Sir Bernard held out his papers. “It’s all there,” he said.

Suydler put out an enormous hand — its shadow on the carpet stretched out, black and even more enormous-and took them. “How tidy you are,” he said, grinning, “but you always were, weren’t you? Your operations were always miracles of conciseness. If you’ve extracted the truth now, that’ll be another miracle. Excuse me while I look at them.”

He didn’t take long over it; then he chuckled, put them down, and leaned back. “And you’ve got this Zulu king of yours?” he asked. “Ready to testify and identify and all that?”

“Certainly,” Sir Bernard said.

Suydler linked his fingers and stretched his arms out. “Well,” he said, “if you like — though I’ve met Considine a few times — but if you like to make a pattern with him in, I’m not sure that I won’t go with you. It’ll look awfully well . . . ‘Government discover High Executive.’ Why, as of minor interest, didn’t you come before?”

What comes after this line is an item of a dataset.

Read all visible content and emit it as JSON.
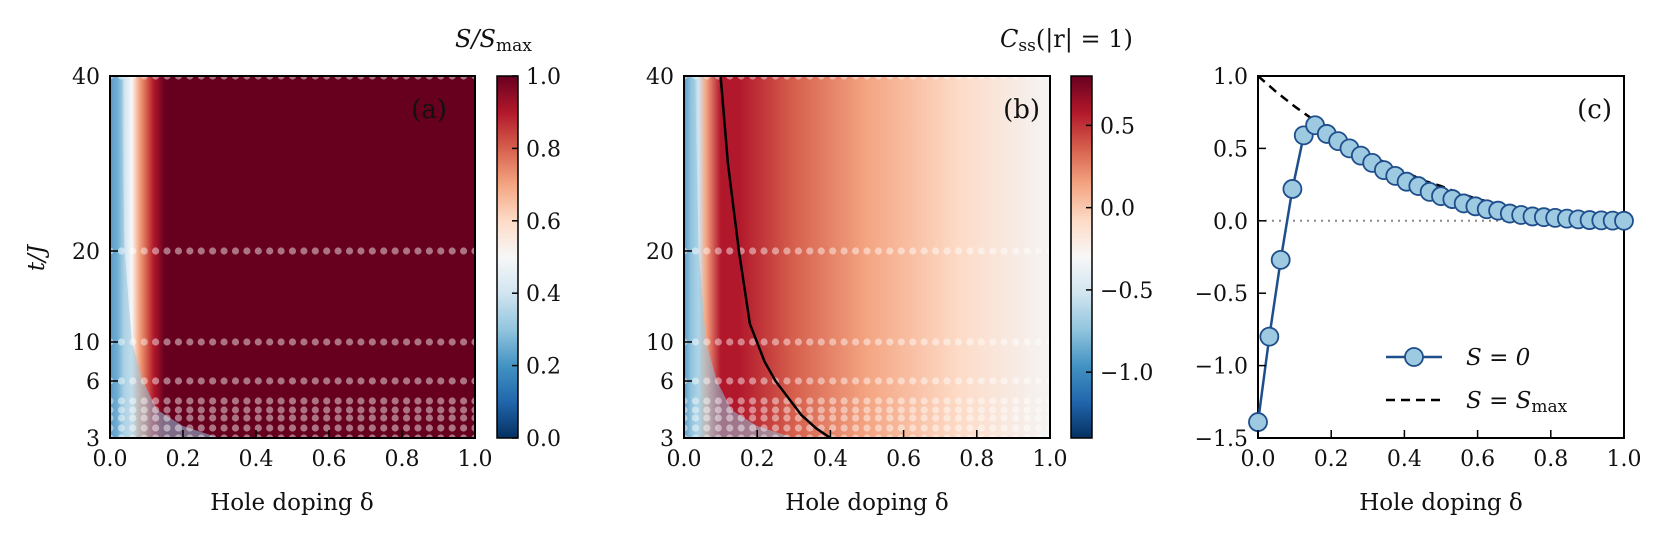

“Because, until I’d got the king’s opinion — guess, if you like, I couldn’t,” Sir Bernard explained. “And he went off into a real stupor the minute he reached Kensington — as if he had to get his own faculties into order.”

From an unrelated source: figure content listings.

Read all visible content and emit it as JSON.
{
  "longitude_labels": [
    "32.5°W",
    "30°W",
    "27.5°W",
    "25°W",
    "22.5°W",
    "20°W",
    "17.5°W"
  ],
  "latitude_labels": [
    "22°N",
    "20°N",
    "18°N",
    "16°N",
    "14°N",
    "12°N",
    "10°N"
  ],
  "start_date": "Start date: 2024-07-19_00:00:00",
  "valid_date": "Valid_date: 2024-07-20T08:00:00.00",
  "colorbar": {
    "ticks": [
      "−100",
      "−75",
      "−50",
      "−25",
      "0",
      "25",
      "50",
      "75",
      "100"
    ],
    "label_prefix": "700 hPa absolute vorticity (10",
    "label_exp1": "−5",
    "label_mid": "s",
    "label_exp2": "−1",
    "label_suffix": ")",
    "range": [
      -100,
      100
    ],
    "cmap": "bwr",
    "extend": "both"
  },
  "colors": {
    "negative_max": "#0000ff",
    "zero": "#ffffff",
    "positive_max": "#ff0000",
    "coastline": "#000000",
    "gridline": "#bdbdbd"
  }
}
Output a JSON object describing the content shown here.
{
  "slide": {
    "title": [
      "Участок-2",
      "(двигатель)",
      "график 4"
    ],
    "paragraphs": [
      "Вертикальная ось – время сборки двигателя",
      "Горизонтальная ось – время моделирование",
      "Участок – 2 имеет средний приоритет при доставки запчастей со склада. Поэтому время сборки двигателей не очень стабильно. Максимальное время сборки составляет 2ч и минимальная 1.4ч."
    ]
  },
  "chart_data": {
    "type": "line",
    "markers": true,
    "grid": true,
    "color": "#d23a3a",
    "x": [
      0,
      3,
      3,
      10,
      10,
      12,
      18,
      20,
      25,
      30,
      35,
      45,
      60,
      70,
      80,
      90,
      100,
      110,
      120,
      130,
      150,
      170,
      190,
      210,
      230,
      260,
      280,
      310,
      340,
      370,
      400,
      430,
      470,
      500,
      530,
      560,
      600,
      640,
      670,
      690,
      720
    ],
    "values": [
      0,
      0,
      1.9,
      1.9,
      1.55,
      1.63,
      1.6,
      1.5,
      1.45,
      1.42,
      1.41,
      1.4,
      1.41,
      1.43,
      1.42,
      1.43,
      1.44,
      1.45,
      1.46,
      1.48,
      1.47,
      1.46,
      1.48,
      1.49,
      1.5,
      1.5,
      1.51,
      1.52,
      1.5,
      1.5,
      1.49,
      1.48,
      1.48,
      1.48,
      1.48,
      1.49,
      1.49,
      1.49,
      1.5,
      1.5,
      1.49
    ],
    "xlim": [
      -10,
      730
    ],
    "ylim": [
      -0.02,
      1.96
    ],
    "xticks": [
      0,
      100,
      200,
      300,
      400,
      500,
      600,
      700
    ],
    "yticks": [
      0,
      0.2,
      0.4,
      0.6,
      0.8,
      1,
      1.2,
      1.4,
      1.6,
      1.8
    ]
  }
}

“Two hundred years-” Suydler said. “But what a price to pay! No women, no fun, no excitements. All, if I’ve got it right, squeezed back into yourself.” He pressed a bell. “It isn’t fair to let him go on suppressing himself and misleading others, is it? ‘A long life and a dull one’— that’s the end of all you theorists.”

Sir Bernard stood up. “Well,” he said, “if you think I’m right I’ll go.”

A secretary came in, but Suydler kept him waiting. “Right!” he said, “no, I don’t think you’re right. I think your mind and his may have — what shall I say? — coincided by chance. But there’s no such thing as ‘right.’ It’s all a question of preferring a particular momentary pattern of phenomena. There’s nothing more anywhere. How can there be? At this moment the past doesn’t exist, the future doesn’t exist, and we know nothing much about the present!”

Avoiding any immediate discussion of the nature of existence, Sir Bernard got away. Walking down Downing Street he considered the Minister. “Considine and he both look into the abyss,” he thought, “but Considine sees it beating with passion, and Suydler sees nothing. A chaos or a void? Black men, or men who are no longer white?” He saw the intellect and logical reason of man no longer as a sedate and necessary thing, but rather a narrow silver bridge passing over an immense depth, around the high guarded entrance of which thronged clouds of angry and malign presences. Often mistaking the causes and often misjudging the effects of all mortal sequences, this capacity of knowing cause and effect presented itself nevertheless to him as the last stability of man. Always approaching truth, it could never, he knew, be truth, for nothing can be truth till it has become one with its object, and such union it was not given to the intellect to achieve without losing its own nature. But in its divine and abstract reflection of the world, its passionless mirror of the holy law that governed the world, not in experiments or ecstasies or guesses, the supreme perfection of mortality moved. He saluted it as its child and servant, and dedicated himself again to it, for what remained to him of life, praying it to turn the light of its awful integrity upon him, and to preserve him from self-deception and greediness and infidelity and fear. “If A is the same as B,” he said, “and B is the same as C, then A is the same as C. Other things may be true; for all I know, they may be different at the same time; but this at least is true. And Considine will have to hypnotize me myself before I deny it. Suydler is wrong — a guess may be true once and twice and a thousand times, for man has known abstraction, and no gorilla of a politician can take it away from him.”